Nach ewigen Zeiten wiedergesehen auf einer wunderbaren 35mm Kopie im Kino. „Wild At Heart“ ist nicht nur mein liebster David-Lynch-Spielfilm, sondern tatsächlich in meinen Top Fünf aller Zeiten. Gewisse Nervosität vorab, ob der Film meiner Erinnerung gerecht wird…

Aber „Wild At Heart“ ist wirklich Lynch auf der Höhe seiner popkulturellen Kraft – sein vorangegangene Spielfilm war „Blue Velvet“, gerade hat er „Twin Peaks“ ins Fernsehen gebracht und mit „Wild At Heart“ gewinnt er das Cannes-Festival. Einerseits ist „Wild At Heart“ in vielen Momenten die Essenz des Lynch’schen Schaffens (weirde Charaktere, Gewalt, Sound, ein 50ies Feeling obwohl Jetztzeit und natürlich: eine junge Liebe, die durch den Einbruch der realen Welt ihre Unschuld verliert), aber wie mit dem Rock’n’Roll-Verstärker auf 11 gedreht. Nicolas Cage wurde für die Rolle des Sailor geboren und niemand könnte mit solcher Überzeugung den Schlangenlederjacken-Satz sagen oder den Elvis-Romantik-Overkill überzeugend geben.

Überhaupt! Nicht nur ist „Wild At Heart“ der unschuldigst sexuelle Lynch-Film, sondern auch sein romantischster.
Diese Schlußsequenz! Dafür lohnt Leben. (10/10)

A Real Pain (2024, Regie: Jesse Eisenberg)
auf Disney+

Schon kurios, dass im gleichen Jahr zwei Filme mit dem gleichen Nischenthema ins Kino kamen: zwei im Westen lebende, jüdische Verwandte reisen nach Polen, um dort dem Grauen des Holocaust und den Verletzungen in der Familie nachzuspüren. In Julia von Heinz‘ „Treasure“ war es das Vater-Tochter-Gespann Stephen Fry & Lena Dunham, in Jesse Eisenbergs „A Real Pain“ die beiden Cousins Kieran Culkin & Eisenberg selbst. Beide Filme versuchen auf dem schmalen Grat zwischen Familiendrama und kauzigem Humor zu wandeln, was durch den Holocaust-Hintergrund der Reise nur noch mehr an den Filmen zerrt. Dabei ist von Heinz der Film mit dem feineren Witz gelungen, während Eisenbergs „A Real Pain“ schon deutlich mehr auf der Tragödienklaviatur spielt, auch wenn er das durch die für LOLs gespielten Neurosen (Eisenberg) und Psychosen (Culkin) seiner Hauptfiguren etwas verdecken möchte.

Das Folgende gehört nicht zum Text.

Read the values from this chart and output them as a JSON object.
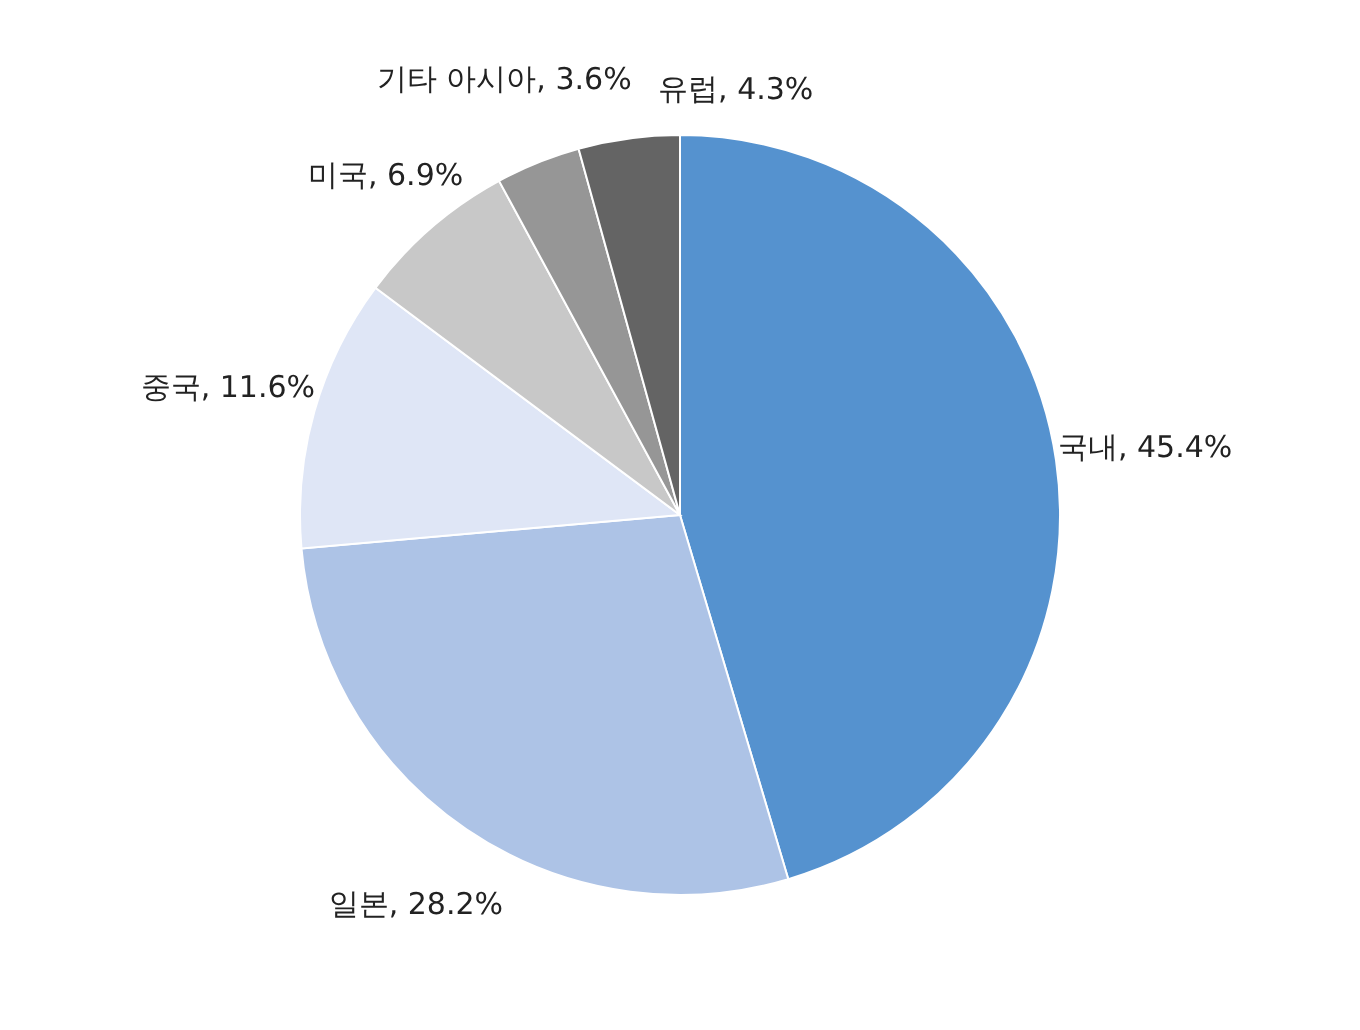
{
  "chart_data": {
    "type": "pie",
    "categories": [
      "국내",
      "일본",
      "중국",
      "미국",
      "기타 아시아",
      "유럽"
    ],
    "values": [
      45.4,
      28.2,
      11.6,
      6.9,
      3.6,
      4.3
    ],
    "value_labels": [
      "45.4%",
      "28.2%",
      "11.6%",
      "6.9%",
      "3.6%",
      "4.3%"
    ],
    "colors": [
      "#5592cf",
      "#adc3e6",
      "#dfe6f6",
      "#c8c8c8",
      "#969696",
      "#646464"
    ],
    "legend": false
  }
}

„A Real Pain“ gelingen so dann doch die emotionaleren Treffer, allerdings diese auch nur vereinzelt. Und ganz werde ich den Eindruck nicht los, dass es den Holocaust als Backdrop für diesen Blick in die Kaputtheit des Culkin’schen Charakters nicht unbedingt benötigt hätte. Denn außer der Aussage „schau wie nichtig unsere Probleme sind im Vergleich zum Horror der Vorfahren“ trägt doch dieser Ausflug in ein polnisches KZ nichts zum Kern des Films bei, oder? (6/10)

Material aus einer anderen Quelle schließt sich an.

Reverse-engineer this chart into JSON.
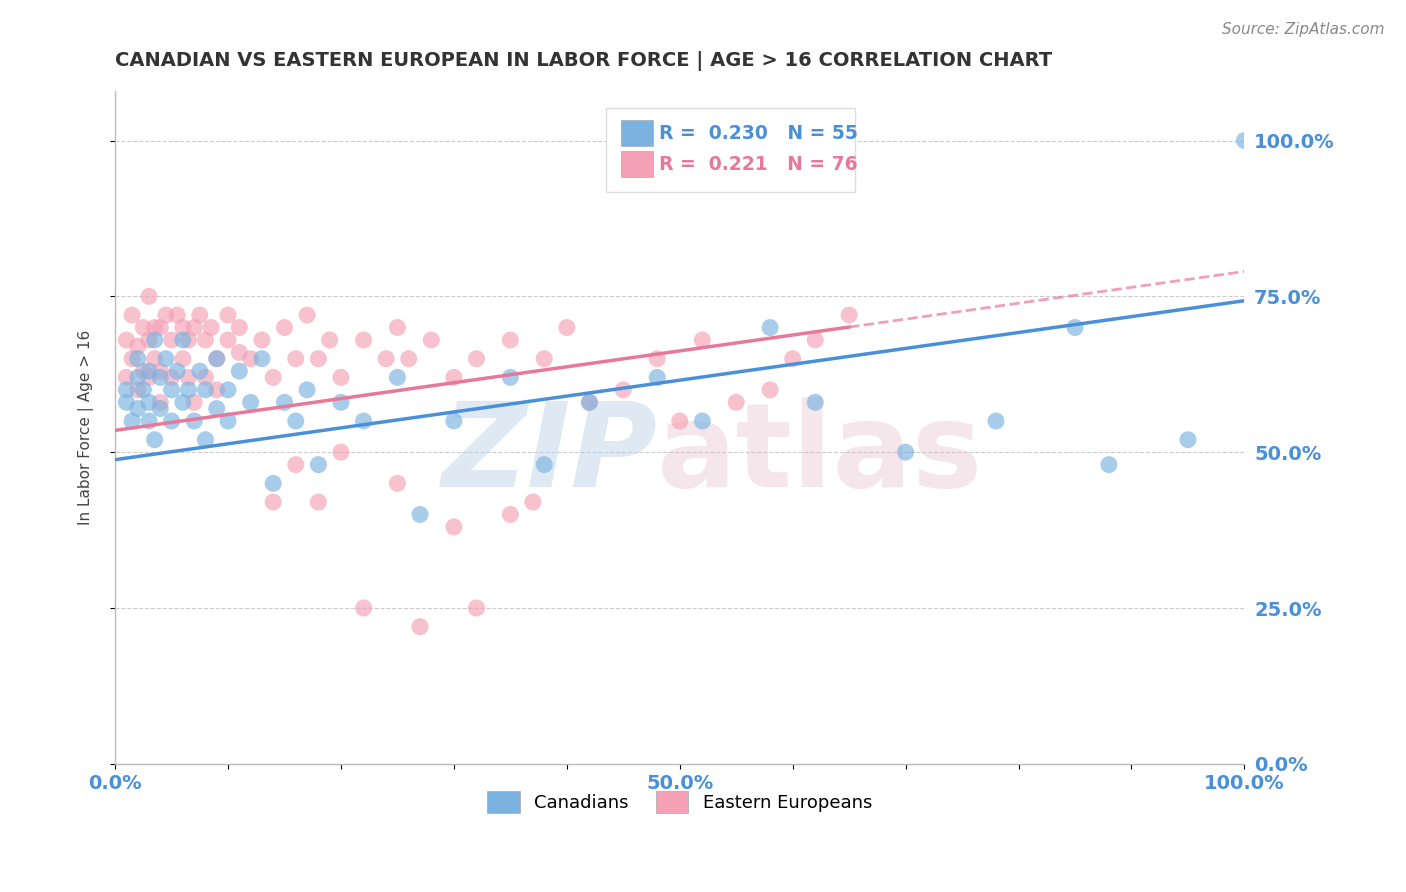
{
  "title": "CANADIAN VS EASTERN EUROPEAN IN LABOR FORCE | AGE > 16 CORRELATION CHART",
  "source_text": "Source: ZipAtlas.com",
  "ylabel": "In Labor Force | Age > 16",
  "blue_R": 0.23,
  "blue_N": 55,
  "pink_R": 0.221,
  "pink_N": 76,
  "blue_color": "#4a90d9",
  "pink_color": "#e8789a",
  "blue_scatter_color": "#7ab3e0",
  "pink_scatter_color": "#f4a0b5",
  "title_color": "#333333",
  "source_color": "#888888",
  "axis_label_color": "#4a90d9",
  "legend_r_color": "#4a90d9",
  "legend_r2_color": "#e8789a",
  "xlim": [
    0,
    1
  ],
  "ylim": [
    0.0,
    1.08
  ],
  "blue_line_slope": 0.255,
  "pink_line_slope": 0.255,
  "blue_line_intercept": 0.488,
  "pink_line_intercept": 0.535,
  "pink_line_solid_end": 0.65,
  "blue_points_x": [
    0.01,
    0.01,
    0.015,
    0.02,
    0.02,
    0.02,
    0.025,
    0.03,
    0.03,
    0.03,
    0.035,
    0.035,
    0.04,
    0.04,
    0.045,
    0.05,
    0.05,
    0.055,
    0.06,
    0.06,
    0.065,
    0.07,
    0.075,
    0.08,
    0.08,
    0.09,
    0.09,
    0.1,
    0.1,
    0.11,
    0.12,
    0.13,
    0.14,
    0.15,
    0.16,
    0.17,
    0.18,
    0.2,
    0.22,
    0.25,
    0.27,
    0.3,
    0.35,
    0.38,
    0.42,
    0.48,
    0.52,
    0.58,
    0.62,
    0.7,
    0.78,
    0.85,
    0.88,
    0.95,
    1.0
  ],
  "blue_points_y": [
    0.6,
    0.58,
    0.55,
    0.62,
    0.57,
    0.65,
    0.6,
    0.58,
    0.63,
    0.55,
    0.68,
    0.52,
    0.62,
    0.57,
    0.65,
    0.6,
    0.55,
    0.63,
    0.58,
    0.68,
    0.6,
    0.55,
    0.63,
    0.6,
    0.52,
    0.57,
    0.65,
    0.6,
    0.55,
    0.63,
    0.58,
    0.65,
    0.45,
    0.58,
    0.55,
    0.6,
    0.48,
    0.58,
    0.55,
    0.62,
    0.4,
    0.55,
    0.62,
    0.48,
    0.58,
    0.62,
    0.55,
    0.7,
    0.58,
    0.5,
    0.55,
    0.7,
    0.48,
    0.52,
    1.0
  ],
  "pink_points_x": [
    0.01,
    0.01,
    0.015,
    0.015,
    0.02,
    0.02,
    0.025,
    0.025,
    0.03,
    0.03,
    0.03,
    0.035,
    0.035,
    0.04,
    0.04,
    0.04,
    0.045,
    0.05,
    0.05,
    0.055,
    0.06,
    0.06,
    0.065,
    0.065,
    0.07,
    0.07,
    0.075,
    0.08,
    0.08,
    0.085,
    0.09,
    0.09,
    0.1,
    0.1,
    0.11,
    0.11,
    0.12,
    0.13,
    0.14,
    0.15,
    0.16,
    0.17,
    0.18,
    0.19,
    0.2,
    0.22,
    0.24,
    0.25,
    0.26,
    0.28,
    0.3,
    0.32,
    0.35,
    0.38,
    0.4,
    0.42,
    0.45,
    0.48,
    0.5,
    0.52,
    0.55,
    0.58,
    0.6,
    0.62,
    0.65,
    0.35,
    0.3,
    0.25,
    0.2,
    0.18,
    0.16,
    0.14,
    0.22,
    0.27,
    0.32,
    0.37
  ],
  "pink_points_y": [
    0.62,
    0.68,
    0.65,
    0.72,
    0.6,
    0.67,
    0.63,
    0.7,
    0.68,
    0.62,
    0.75,
    0.7,
    0.65,
    0.63,
    0.7,
    0.58,
    0.72,
    0.68,
    0.62,
    0.72,
    0.7,
    0.65,
    0.68,
    0.62,
    0.7,
    0.58,
    0.72,
    0.68,
    0.62,
    0.7,
    0.65,
    0.6,
    0.68,
    0.72,
    0.66,
    0.7,
    0.65,
    0.68,
    0.62,
    0.7,
    0.65,
    0.72,
    0.65,
    0.68,
    0.62,
    0.68,
    0.65,
    0.7,
    0.65,
    0.68,
    0.62,
    0.65,
    0.68,
    0.65,
    0.7,
    0.58,
    0.6,
    0.65,
    0.55,
    0.68,
    0.58,
    0.6,
    0.65,
    0.68,
    0.72,
    0.4,
    0.38,
    0.45,
    0.5,
    0.42,
    0.48,
    0.42,
    0.25,
    0.22,
    0.25,
    0.42
  ],
  "y_tick_labels": [
    "0.0%",
    "25.0%",
    "50.0%",
    "75.0%",
    "100.0%"
  ],
  "y_tick_vals": [
    0.0,
    0.25,
    0.5,
    0.75,
    1.0
  ],
  "x_tick_labels": [
    "0.0%",
    "",
    "",
    "",
    "",
    "50.0%",
    "",
    "",
    "",
    "",
    "100.0%"
  ],
  "x_tick_vals": [
    0.0,
    0.1,
    0.2,
    0.3,
    0.4,
    0.5,
    0.6,
    0.7,
    0.8,
    0.9,
    1.0
  ]
}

Havoc (2025, Regie: Gareth Evans)
auf Netflix

Vom „The Raid“-Regisseur Gareth Evans für Netflix umgesetzte Action-Extravaganza, die im Vergleich zu den üblichen Streaming-Actionern wenigstens immer mal wieder visuellen Einfallsreichtum aufblitzen lässt. Bemerkenswert dabei die sehr wilde und ungewöhnlich gefilmte Auto-Verfolgungsjagd zu Beginn, die mit einer randvoll mit Kokain gefüllten Waschmaschine endet, die auf ein Polizeiauto geschleudert wird.

Was aber gar nicht funktioniert ist die Neo-Noir-Grundierung der Geschichte, wenn Tom Hardy aus dem Off die Beschwerlichkeiten des Lebens kommuniziert. Hardy spielt hier so sehr als Biest, als Tier, dass man ihm die Nachdenklichkeit einfach nicht abnimmt. Da Evans zudem nur 1:1 kann, ist natürlich auch keine subversive Brechung dieses Stilmittels zu verorten. (5/10)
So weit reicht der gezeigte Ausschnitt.